O mais assíduo frequentador das lives semanais de Bolsonaro
no Facebook, e também um dos mais bravateiros, o presidente da Caixa, Pedro
Guimarães, antecipou que pegaria as armas que guarda em casa se sua filha fosse
presa por desrespeitar o isolamento:
– Que porra é essa? O cara vai pro camburão com a filha.
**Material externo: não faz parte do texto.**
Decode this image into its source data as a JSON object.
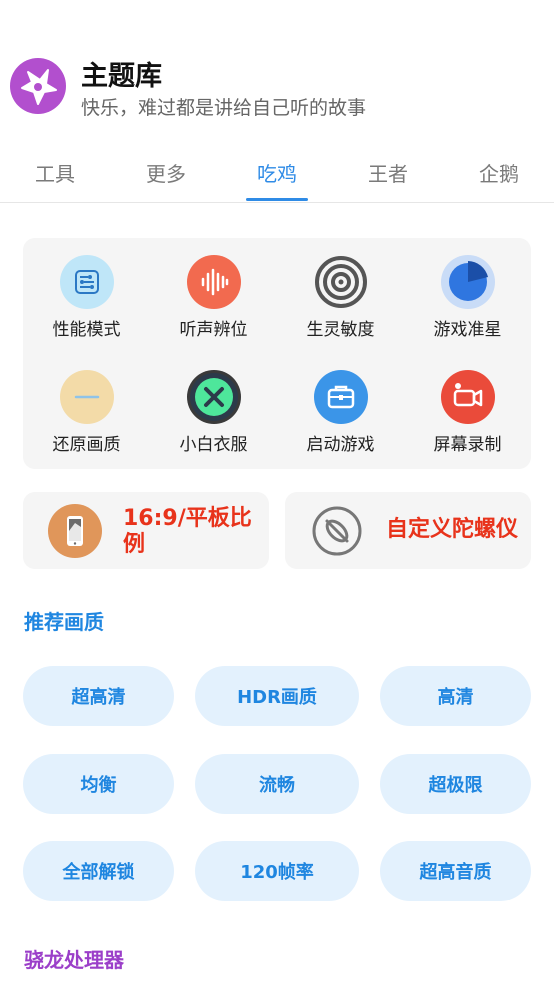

Se
fosse eu, ia pegar minhas quinze armas e… Ia dar uma… Eu ia se… Eu ia morrer.
Porque se a minha filha fosse pro camburão, eu ia matar ou morrer.
Bolsonaro não repreendeu nenhum ministro por seus
comentários ou propostas. Exaltado, como se sentisse acuado junto com os
filhos, emporcalhou a cena dizendo 37 palavrões (bosta, 7 vezes; porra, 8;
variações de puta, 9; merda, 5; foder, 2; fodido e cacete, 1).
No que de fato interessa ao inquérito presidido por Celso de
Mello, restou provado que Bolsonaro ameaçou, sim, intervir politicamente na
Polícia Federal como havia dito o ex-ministro Sérgio Moro. E que alguns dos
ministros ouvidos pela policia mentiram em seu socorro.
O mais grave, a juntar-se ao rol dos crimes em que incorreu
o presidente depois de empossado, foi a confissão feita por ele de que dispõe
de um serviço particular de segurança formado por policiais da ativa e da
reserva no Rio e em outros Estados. Haverá milicianos entre eles?
O vídeo é um retrato perfeito de um governo totalmente perdido em meio a uma pandemia que está longe de acabar e na iminência de ter que enfrentar a maior recessão econômica dos tempos recentes. De fato, um retrato perfeito de um desgoverno. Ou melhor: da falta de governo.